“Mãe, você precisa fazer isso. Se a gente voltar para casa o pai vai te matar”. Essas foram as palavras da menina de 11 anos, filha de uma vítima de violência doméstica que na última quarta-feira (22) conseguiu denunciar o marido. Uma hora depois, após dizer que acionaria os ‘amigos da polícia’, o marido já estava sabendo de todo o teor do registro policial.
O caso, que já foi oficiado à Sejusp (Secretaria de Estado de Justiça e Segurança Pública) pela OAB (Ordem dos Advogados do Brasil), seccional de Mato Grosso do Sul, expõe caso de vazamento de informação. A maior suspeita é de que um policial tenha repassado a informação sigilosa ao marido da vítima, autor da violência doméstica.
Em relato ao Jornal Midiamax, uma das advogadas que atua no caso, Carla Carvalho, afirmou que a vítima só conseguiu procurar a Deam (Delegacia Especializada de Atendimento à Mulher) a pedido da filha. “Era uma cena de chorar. A filha falava para a mãe ‘vamos, você já está aqui, você vai conseguir fazer isso. Se a gente voltar para casa o pai vai te matar’”.
Segundo a advogada, por várias vezes, a vítima teve medo e dizia que o marido entraria na delegacia atirando em todos, muito assustada. Amparada pela filha, ela conseguiu denunciar as agressões e a violência psicológica que sofria já há tempos. No domingo antes da denúncia, dia 19, a vítima sofreu várias agressões. Na quarta, ela tinha vários hematomas pelo corpo.
“Recebi um chamado, ela estava desesperada e sem saber o que fazer. Ela tinha medo porque o marido dizia que se ela denunciasse, de qualquer forma, ele iria descobrir”, contou a advogada. Encorajada pela filha, a mulher conseguiu registrar o boletim de ocorrência, solicitou medida protetiva e pediu abrigo na Casa da Mulher Brasileira, com orientação das advogadas.
Uma hora depois, após saber que a mulher o denunciaria, o marido já sabia de todo o teor do boletim de ocorrência. Um caso de violação de sigilo funcional, crime previsto no artigo 325 do Código Penal Brasileiro.
Como soube da denúncia
Segundo a advogada Carla, após o registro da denúncia, o marido da vítima telefonou para um familiar, que a acompanhava. Esta pessoa então atendeu a ligação no viva voz e disse que não sabia onde a mulher estava, apenas que ela faria uma denúncia. “Vou achar ela, vou ligar para meus amigos da polícia e vou saber onde ela está”, teria dito o acusado.

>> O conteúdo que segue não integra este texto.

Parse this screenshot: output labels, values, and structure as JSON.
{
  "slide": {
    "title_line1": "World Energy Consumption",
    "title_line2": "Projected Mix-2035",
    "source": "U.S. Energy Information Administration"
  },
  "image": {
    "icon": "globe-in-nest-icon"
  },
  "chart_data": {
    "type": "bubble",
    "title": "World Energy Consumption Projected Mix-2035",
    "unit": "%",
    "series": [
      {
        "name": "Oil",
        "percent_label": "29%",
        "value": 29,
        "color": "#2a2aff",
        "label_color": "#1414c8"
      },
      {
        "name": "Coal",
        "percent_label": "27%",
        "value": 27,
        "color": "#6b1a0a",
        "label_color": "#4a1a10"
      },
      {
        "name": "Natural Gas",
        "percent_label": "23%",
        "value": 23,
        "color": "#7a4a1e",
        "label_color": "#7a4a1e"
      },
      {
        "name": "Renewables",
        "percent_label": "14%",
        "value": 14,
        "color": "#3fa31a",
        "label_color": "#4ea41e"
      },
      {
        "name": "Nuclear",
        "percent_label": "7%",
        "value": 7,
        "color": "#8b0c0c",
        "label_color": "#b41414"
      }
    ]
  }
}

Aproximadamente meia hora depois, o familiar encaminhou para as advogadas da vítima a mensagem do suspeito. Ele contava todo o teor do boletim de ocorrência a que teve acesso, de maneira irregular, uma vez que o registro foi feito de forma sigilosa, com acesso restrito. Para a advogada, a informação não ‘vazou’ pela Deam.
“A gente confia muito no trabalho da Deam, é um trabalho muito correto”, disse a advogada. “Nós como profissionais, muitas vezes, temos dificuldade de ter acesso às informações de clientes. Como alguém que não é do meio, não é funcionário público, tem acesso assim tão rápido? Essa é nossa indignação”, constatou.

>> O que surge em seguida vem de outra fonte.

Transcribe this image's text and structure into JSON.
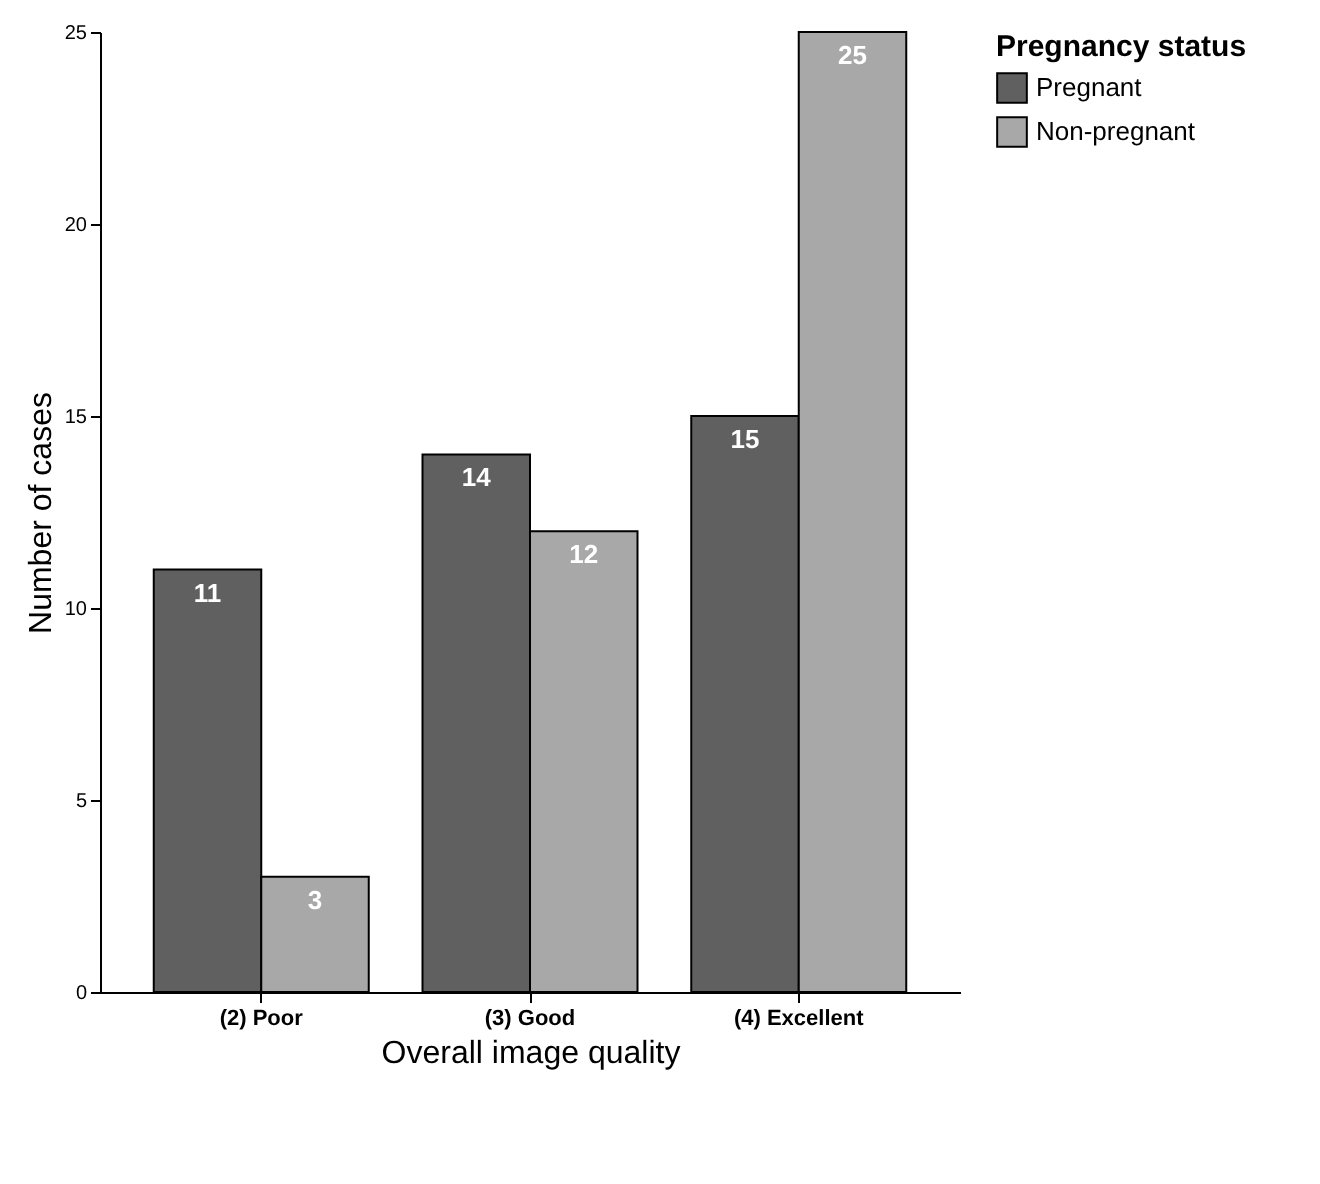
{
  "chart_data": {
    "type": "bar",
    "xlabel": "Overall image quality",
    "ylabel": "Number of cases",
    "legend_title": "Pregnancy status",
    "categories": [
      "(2) Poor",
      "(3) Good",
      "(4) Excellent"
    ],
    "series": [
      {
        "name": "Pregnant",
        "color": "#606060",
        "values": [
          11,
          14,
          15
        ]
      },
      {
        "name": "Non-pregnant",
        "color": "#a8a8a8",
        "values": [
          3,
          12,
          25
        ]
      }
    ],
    "ylim": [
      0,
      25
    ],
    "yticks": [
      0,
      5,
      10,
      15,
      20,
      25
    ],
    "grid": false,
    "legend": "top right",
    "data_labels": true
  }
}
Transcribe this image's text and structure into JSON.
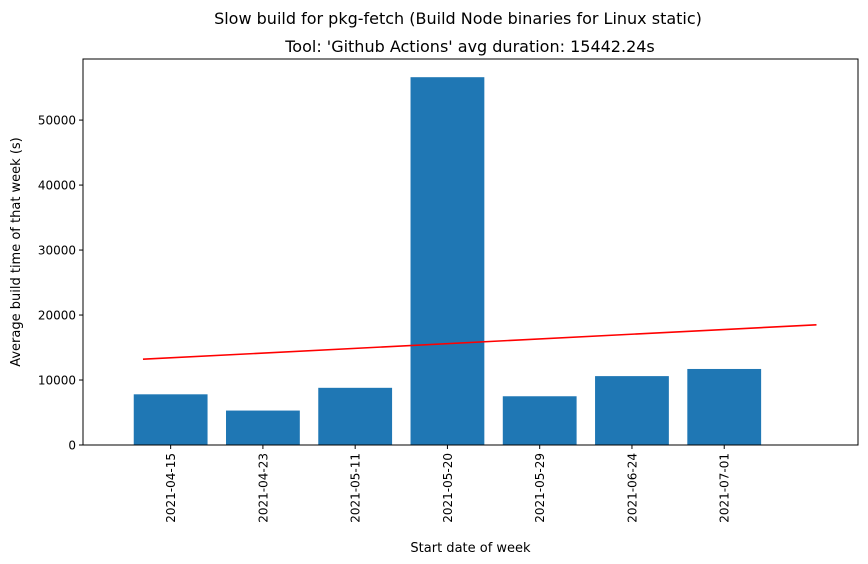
{
  "chart_data": {
    "type": "bar",
    "suptitle": "Slow build for pkg-fetch (Build Node binaries for Linux static)",
    "title": "Tool: 'Github Actions' avg duration: 15442.24s",
    "xlabel": "Start date of week",
    "ylabel": "Average build time of that week (s)",
    "categories": [
      "2021-04-15",
      "2021-04-23",
      "2021-05-11",
      "2021-05-20",
      "2021-05-29",
      "2021-06-24",
      "2021-07-01"
    ],
    "values": [
      7800,
      5300,
      8800,
      56600,
      7500,
      10600,
      11700
    ],
    "ylim": [
      0,
      59400
    ],
    "yticks": [
      0,
      10000,
      20000,
      30000,
      40000,
      50000
    ],
    "xlim": [
      -0.95,
      7.45
    ],
    "trend_line": {
      "x": [
        -0.3,
        7.0
      ],
      "y": [
        13200,
        18500
      ],
      "color": "#ff0000"
    },
    "bar_color": "#1f77b4",
    "grid": false,
    "legend": "none"
  }
}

Ainda conforme a advogada de defesa da vítima, outros advogados se sensibilizaram com a causa e hoje são cinco que acompanham o caso.
Providências
Logo após saberem do vazamento da informação, já no dia 23, as advogadas fizeram um relato ao presidente da OAB-MS, Mansour Elias Karmouche, que fez um ofício para a Sejusp. Ainda não houve resposta por parte da secretaria, mas a Polícia Civil assegurou que o caso já é apurado pela Corregedoria.
“O ofício relata justamente o perigo da violação de sigilo, do vazamento de informação sigilosa, isso não pode acontecer”, pontua Carla. “Como alguém acessa uma informação dessas e repassa para o próprio agressor? A gente sabe que muitas mulheres sofrem caladas e essa vítima só conseguiu denunciar a pedido da filha, chorando. Isso gera insegurança para outras mulheres e não pode acontecer, as mulheres precisam denunciar”, afirmou a advogada.
O caso de violência doméstica segue em investigação pela Deam e foi denunciado, inclusive, que o acusado teria em casa armas de fogo, sendo que usou uma delas para ameaçar a vítima. Não há informação até o momento se as armas foram encontradas e apreendidas.